What Chronic Illness Can Teach Us About Aging

I was very inspired by an article I read on Richard M. Cohen and his wife Meredith Vieira.  Together, they have been living with his chronic illness, multiple sclerosis, for over 25 years and he, now 63 years old, has lived with the knowledge of this disease since he was 25.  According to the article:

Cohen and Vieira long ago decided that, while chronic illness might affect their life together, it wouldn’t define that life.

Although Cohen’s health is deteriorating, both he and Vieira continue to work and have successfully adjusted their working schedule to allow a life together.  Cohen writes books and columns on chronic illness. In his columns, he shares that:

…. the emotional experience of living with a long-term condition is much the same for anyone who has one….

In other words, it is the recognition and acknowledgement of having to live with a chronic disease that is the big hurdle that has to be crossed by everyone who has to face this situation.

“There are so many different diseases, and they do different things to your body,” he says, “But the coping issues that go with these illnesses are remarkably similar”

So his articles focus on the challenges those with chronic illnesses face: working at keeping a positive outlook for the tomorrows in their lives and how to maintain their own self-worth.  Pain and Frustration can act to destroy relationships.
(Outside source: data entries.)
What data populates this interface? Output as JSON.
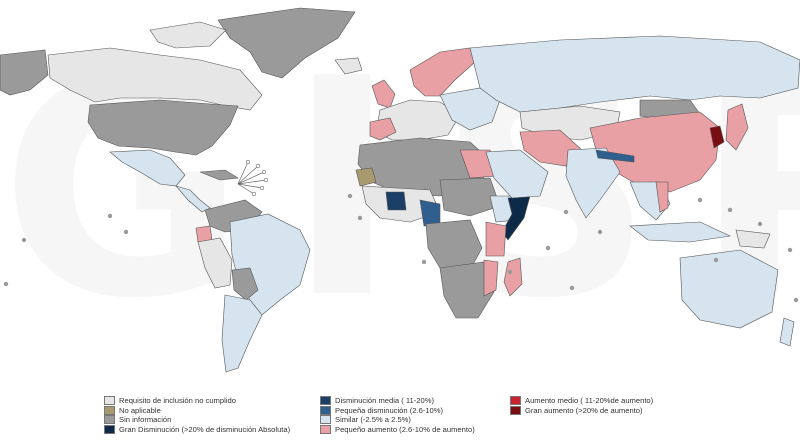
{
  "watermark": "GISRS",
  "colors": {
    "ocean": "#ffffff",
    "no_inclusion": "#e6e6e6",
    "not_applicable": "#a89a6e",
    "no_info": "#9a9a9a",
    "large_decrease": "#0d2a48",
    "medium_decrease": "#1b3f66",
    "small_decrease": "#2f5f8e",
    "similar": "#d5e4ef",
    "small_increase": "#e8a0a4",
    "medium_increase": "#c8232c",
    "large_increase": "#7a0d12",
    "border": "#555555"
  },
  "legend": [
    [
      {
        "key": "no_inclusion",
        "label": "Requisito de inclusión no cumplido"
      },
      {
        "key": "not_applicable",
        "label": "No aplicable"
      },
      {
        "key": "no_info",
        "label": "Sin información"
      },
      {
        "key": "large_decrease",
        "label": "Gran Disminución (>20% de disminución Absoluta)"
      }
    ],
    [
      {
        "key": "medium_decrease",
        "label": "Disminución media ( 11-20%)"
      },
      {
        "key": "small_decrease",
        "label": "Pequeña disminución (2.6-10%)"
      },
      {
        "key": "similar",
        "label": "Similar (-2.5% a 2.5%)"
      },
      {
        "key": "small_increase",
        "label": "Pequeño aumento (2.6-10% de aumento)"
      }
    ],
    [
      {
        "key": "medium_increase",
        "label": "Aumento medio ( 11-20%de aumento)"
      },
      {
        "key": "large_increase",
        "label": "Gran aumento (>20% de aumento)"
      }
    ]
  ]
}
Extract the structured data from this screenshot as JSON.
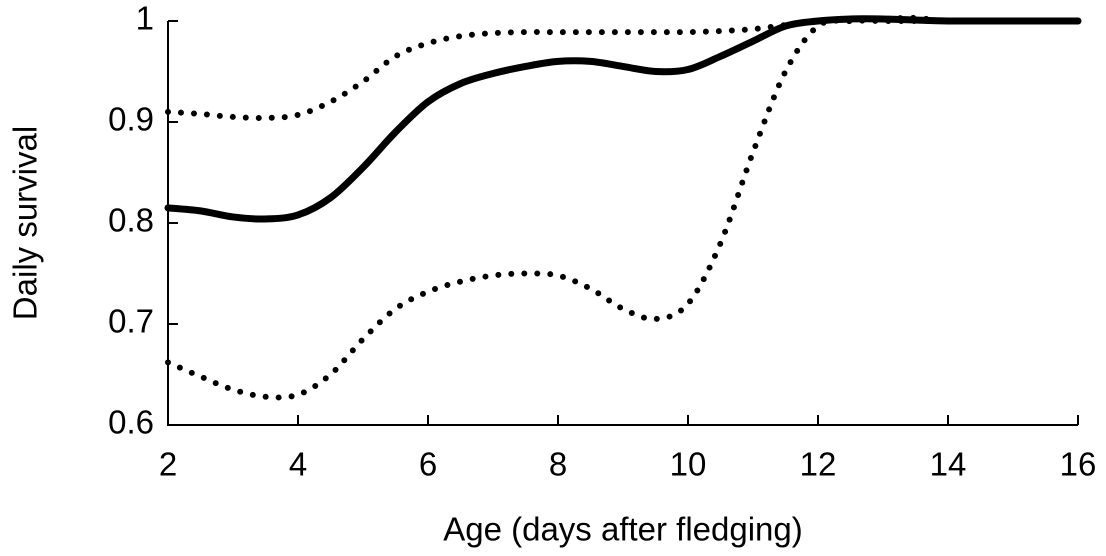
{
  "chart_data": {
    "type": "line",
    "x_label": "Age (days after fledging)",
    "y_label": "Daily survival",
    "x": [
      2,
      2.5,
      3,
      3.5,
      4,
      4.5,
      5,
      5.5,
      6,
      6.5,
      7,
      7.5,
      8,
      8.5,
      9,
      9.5,
      10,
      10.5,
      11,
      11.5,
      12,
      12.5,
      13,
      13.5,
      14,
      15,
      16
    ],
    "series": [
      {
        "color": "#000000",
        "dash": "solid",
        "values": [
          0.815,
          0.812,
          0.806,
          0.804,
          0.808,
          0.825,
          0.855,
          0.89,
          0.92,
          0.938,
          0.948,
          0.955,
          0.96,
          0.96,
          0.955,
          0.95,
          0.952,
          0.965,
          0.98,
          0.995,
          1.0,
          1.002,
          1.002,
          1.001,
          1.0,
          1.0,
          1.0
        ]
      },
      {
        "color": "#000000",
        "dash": "dotted",
        "values": [
          0.91,
          0.908,
          0.905,
          0.904,
          0.907,
          0.92,
          0.94,
          0.965,
          0.978,
          0.985,
          0.988,
          0.989,
          0.989,
          0.989,
          0.989,
          0.989,
          0.989,
          0.99,
          0.992,
          0.996,
          1.0,
          1.001,
          1.002,
          1.003,
          1.0,
          1.0,
          1.0
        ]
      },
      {
        "color": "#000000",
        "dash": "dotted",
        "values": [
          0.662,
          0.648,
          0.635,
          0.628,
          0.63,
          0.65,
          0.685,
          0.715,
          0.732,
          0.742,
          0.748,
          0.75,
          0.748,
          0.735,
          0.715,
          0.705,
          0.72,
          0.78,
          0.87,
          0.95,
          0.995,
          1.0,
          1.0,
          1.0,
          1.0,
          1.0,
          1.0
        ]
      }
    ],
    "xlim": [
      2,
      16
    ],
    "xticks": [
      2,
      4,
      6,
      8,
      10,
      12,
      14,
      16
    ],
    "ylim": [
      0.6,
      1
    ],
    "yticks": [
      0.6,
      0.7,
      0.8,
      0.9,
      1
    ],
    "grid": false
  }
}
Cohen, in his columns, shares advice on how to avoid this outcome.

His favorite coping mechanism is denial of how his chronic illness may encroach on his future.  As he says it:

“I deny the certainty of possible outcomes.”
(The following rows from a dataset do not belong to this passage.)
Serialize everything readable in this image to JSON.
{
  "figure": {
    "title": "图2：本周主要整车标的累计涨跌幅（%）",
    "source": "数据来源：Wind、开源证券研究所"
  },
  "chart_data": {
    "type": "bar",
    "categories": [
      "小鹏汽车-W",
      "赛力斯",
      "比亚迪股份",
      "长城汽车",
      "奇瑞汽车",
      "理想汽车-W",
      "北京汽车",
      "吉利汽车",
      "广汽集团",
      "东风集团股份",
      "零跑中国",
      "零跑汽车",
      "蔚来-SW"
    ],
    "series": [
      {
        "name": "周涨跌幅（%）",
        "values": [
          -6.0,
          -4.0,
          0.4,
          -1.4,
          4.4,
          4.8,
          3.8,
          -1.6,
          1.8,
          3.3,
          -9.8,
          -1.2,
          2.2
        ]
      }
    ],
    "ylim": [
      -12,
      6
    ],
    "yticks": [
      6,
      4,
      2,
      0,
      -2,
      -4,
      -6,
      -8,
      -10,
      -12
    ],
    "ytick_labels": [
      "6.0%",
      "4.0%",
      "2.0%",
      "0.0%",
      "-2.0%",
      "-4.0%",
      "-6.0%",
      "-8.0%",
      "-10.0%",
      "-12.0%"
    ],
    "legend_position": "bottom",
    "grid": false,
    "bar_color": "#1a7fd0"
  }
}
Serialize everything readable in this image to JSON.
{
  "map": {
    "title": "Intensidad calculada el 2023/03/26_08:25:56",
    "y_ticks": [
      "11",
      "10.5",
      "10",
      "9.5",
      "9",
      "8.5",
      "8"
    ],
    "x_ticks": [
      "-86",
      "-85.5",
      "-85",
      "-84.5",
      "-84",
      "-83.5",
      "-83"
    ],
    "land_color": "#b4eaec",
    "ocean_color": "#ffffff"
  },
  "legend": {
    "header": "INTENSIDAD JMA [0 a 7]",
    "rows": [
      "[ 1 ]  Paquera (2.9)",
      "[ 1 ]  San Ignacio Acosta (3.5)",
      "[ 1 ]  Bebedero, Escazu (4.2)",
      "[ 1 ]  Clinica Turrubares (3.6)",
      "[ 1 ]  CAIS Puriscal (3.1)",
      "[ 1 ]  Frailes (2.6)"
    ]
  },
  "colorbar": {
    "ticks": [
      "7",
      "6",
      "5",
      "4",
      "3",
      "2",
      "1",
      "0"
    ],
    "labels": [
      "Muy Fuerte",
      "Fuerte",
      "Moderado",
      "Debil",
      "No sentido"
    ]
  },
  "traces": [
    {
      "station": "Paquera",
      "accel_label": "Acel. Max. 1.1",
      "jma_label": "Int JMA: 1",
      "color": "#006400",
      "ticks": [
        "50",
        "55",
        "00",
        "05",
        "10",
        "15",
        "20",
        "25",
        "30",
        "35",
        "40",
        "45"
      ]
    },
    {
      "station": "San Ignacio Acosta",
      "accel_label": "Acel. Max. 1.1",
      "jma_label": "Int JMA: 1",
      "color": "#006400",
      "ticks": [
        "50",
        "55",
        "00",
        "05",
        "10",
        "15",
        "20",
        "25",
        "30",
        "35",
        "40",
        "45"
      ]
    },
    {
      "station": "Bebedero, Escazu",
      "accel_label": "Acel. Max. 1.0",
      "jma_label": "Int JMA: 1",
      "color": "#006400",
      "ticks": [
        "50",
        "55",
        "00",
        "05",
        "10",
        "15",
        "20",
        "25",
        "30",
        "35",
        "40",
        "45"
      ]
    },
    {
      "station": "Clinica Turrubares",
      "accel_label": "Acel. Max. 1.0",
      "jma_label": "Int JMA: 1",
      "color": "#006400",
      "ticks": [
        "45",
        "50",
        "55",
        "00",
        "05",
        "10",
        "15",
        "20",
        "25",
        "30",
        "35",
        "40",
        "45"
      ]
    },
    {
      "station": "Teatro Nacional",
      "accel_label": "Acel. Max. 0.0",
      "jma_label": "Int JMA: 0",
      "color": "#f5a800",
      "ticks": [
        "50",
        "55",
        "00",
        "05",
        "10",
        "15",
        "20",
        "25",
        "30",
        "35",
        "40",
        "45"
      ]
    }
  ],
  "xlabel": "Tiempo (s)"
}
After an initial adjustment period which may include shock and dealing with the logistics of the diagnosis,  families must learn not to let the disease monopolize the family’s life.  On the other hand, chronic diseases are progressive and with each progressive loss of function, everyone involved has to adjust and re-adjust.

Margaret Guroff, the author of this article, points out that there are similarities between chronic illness and aging.
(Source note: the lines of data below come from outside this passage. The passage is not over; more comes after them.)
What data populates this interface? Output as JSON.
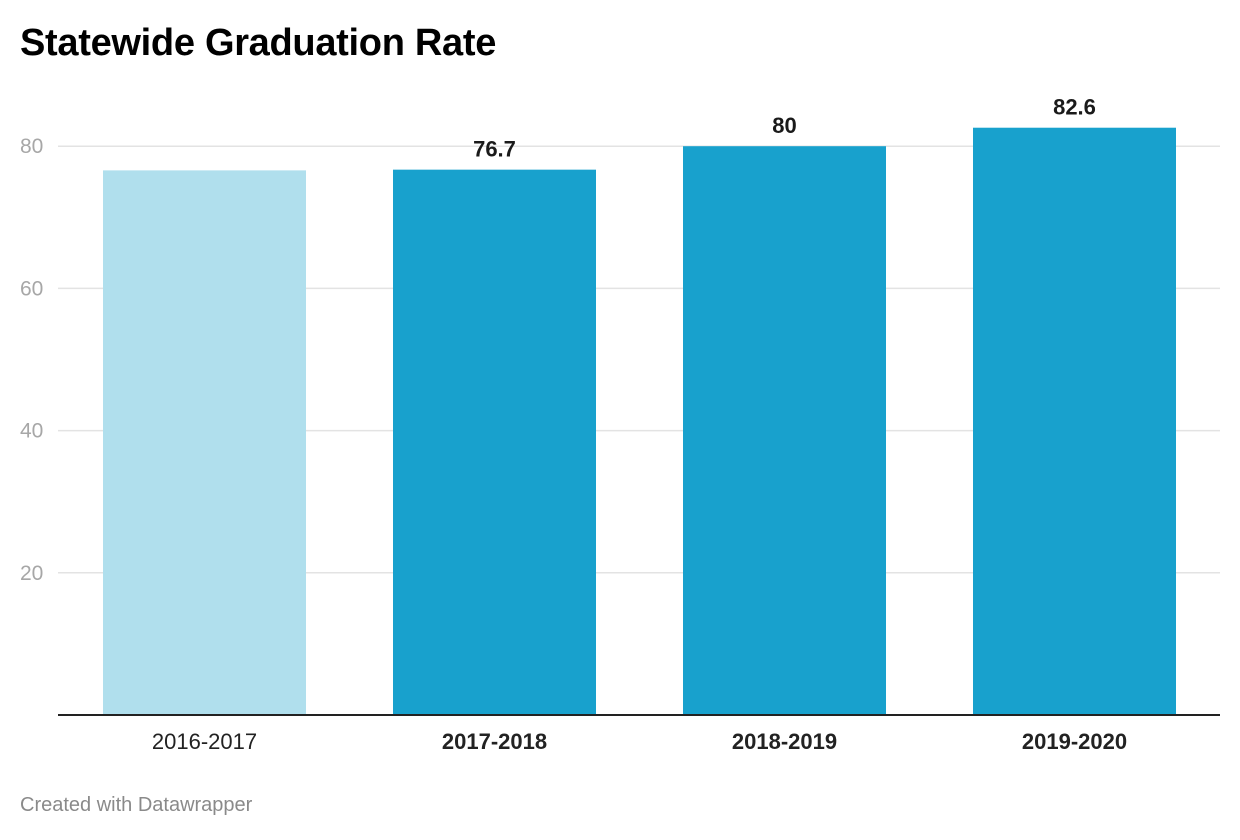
{
  "page": {
    "title": "Statewide Graduation Rate",
    "credit": "Created with Datawrapper"
  },
  "colors": {
    "bar": "#18a1cd",
    "bar_faded": "#b0dfed",
    "grid": "#e3e3e3",
    "axis": "#222222",
    "tick_text": "#a7a7a7",
    "category_text": "#222222",
    "value_label": "#1a1a1a"
  },
  "chart_data": {
    "type": "bar",
    "title": "Statewide Graduation Rate",
    "xlabel": "",
    "ylabel": "",
    "categories": [
      "2016-2017",
      "2017-2018",
      "2018-2019",
      "2019-2020"
    ],
    "values": [
      76.6,
      76.7,
      80,
      82.6
    ],
    "value_labels": [
      "",
      "76.7",
      "80",
      "82.6"
    ],
    "highlighted": [
      false,
      true,
      true,
      true
    ],
    "yticks": [
      20,
      40,
      60,
      80
    ],
    "ylim": [
      0,
      87
    ],
    "grid": true,
    "legend": "none"
  }
}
In some ways, the course of a chronic illness parallels the indignities of aging.  Most of us, if we live long enough will realize that we’ve driven our last car or scaled our last fence.

As we age, we start to loose more than we gain.  This can bring about negativity, depression, fear, a sense of uselessness.  But just as Richard M. Cohen points out about chronic illness, how one ages very much depends on one’s attitude and one’s coping mechanisms.  If we spend all our time denying the aging process as a part of our life process, when it starts to happen, we will probably be less prepared when it hits us.  On the other hand, accepting that aging is all part of the life process will enable us to accept those aspects of aging more positively and allow us to be better prepared to cope with it.